Но он сумел сделать все как надо. Он вошел в палату спокойный, в руках у него были свертки, и он улыбнулся ей, а она улыбнулась ему – и улыбка у нее была тоже спокойная и ласковая. Он нагнулся к ней и поцеловал е в щеку – и она сразу заметила, что он побрился, и щетина уже не царапает ее лицо, и от него приятно пахнет одеколоном. И разговор у них шел спокойный и деловитый – он не допытывался, тяжело ли было на операции, и словно мимоходом сказал, что разговаривал с докторшей и она сказала ему, что операция прошла удачно, надо только полежать месяца два, а потом съездить полечиться в санаторий, и он уже прикидывал, что к тому времени будут деньги – можно будет продать одного бычка, и дома все уладится – пока они и сами управятся, а потом приедет Ирка с детишками, и все будет хорошо... И Анна Матвеевна приняла его тон – так же деловито говорила, что надо сейчас обязательно позвать кого-нибудь, чтобы Михаил Федорович не переутомился, ведь скоро ему хлопот с пчелами будет много, что можно сейчас уже прирезать пару овечек – на базаре нынче мяса мало, выручка будет хорошая.

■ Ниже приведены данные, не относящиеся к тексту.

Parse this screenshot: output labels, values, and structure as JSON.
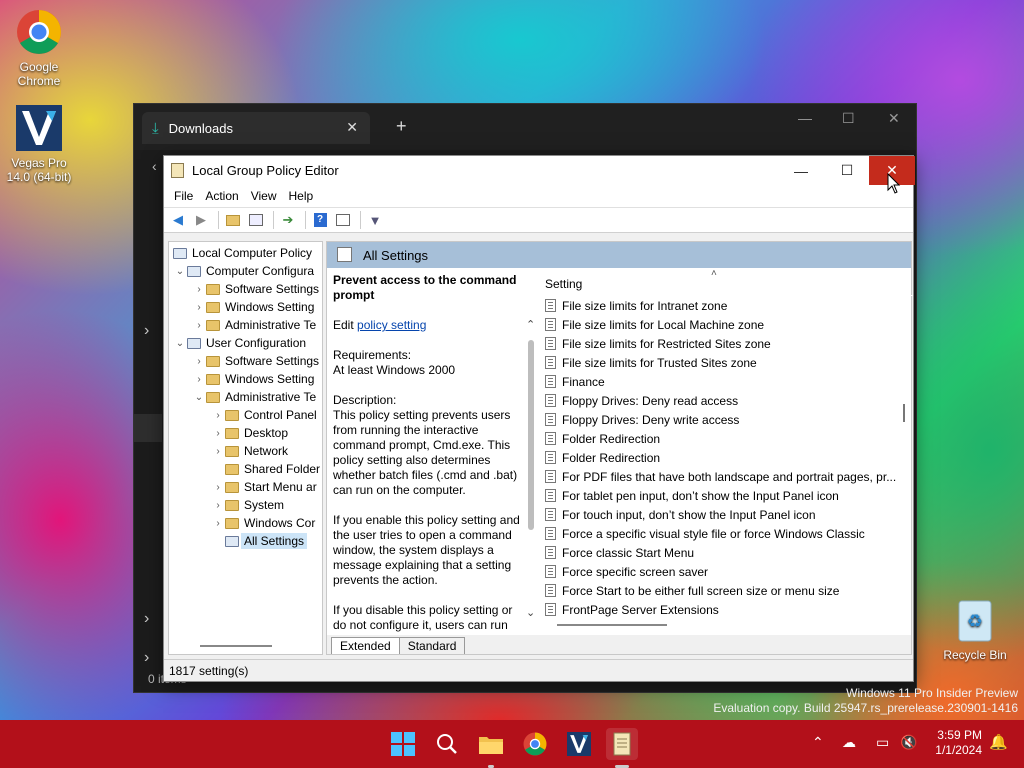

И еще сказала, что надо справить что-нибудь летнее детишкам – Олюшка выросла из прошлогодних платьев, стыдно будет на улице показаться, и пусть Михаил Федорович купит материалу, что подешевле, и даст Перфильевне скроить, а сшить нетрудно будет, любая баба сделает...
И Михаил Федорович подумал уже, что она ни о чем не догадывается, да и выглядела она лучше, чем он ожидал, – сильных болей не было, только нудились швы и немного тошнило, но так, говорят, всегда после операции бывает. И лицо Анны Матвеевны не было особенно бледным, и говорила она нормально, не через силу... Но вот он вышел из палаты, чтобы поговорить с бабкой Анфисой, и внезапно вошел обратно – и увидел ее взгляд, направленный в окно, на дерево, начинающее зеленеть, на тень от него, падающую на высокий забор, – увидел этот взгляд и похолодел: знает. Все знает. Анна Матвеевна услышала его шаги и будто очнулась, и взгляд сразу стал другой – обычный, ласковый, и разговор пошел почти такой же, как и прежде...
Михаил Федорович чувствовал, что может не выдержать этого. И Анна Матвеевна тоже видела это – и сказала ему, чтобы отправлялся, дорога дальняя, лучше пораньше выехать. Михаил Федорович посмотрел на часы и сказал, что посидит еще минут пять, – высидел эти страшные пять минут и простился с ней.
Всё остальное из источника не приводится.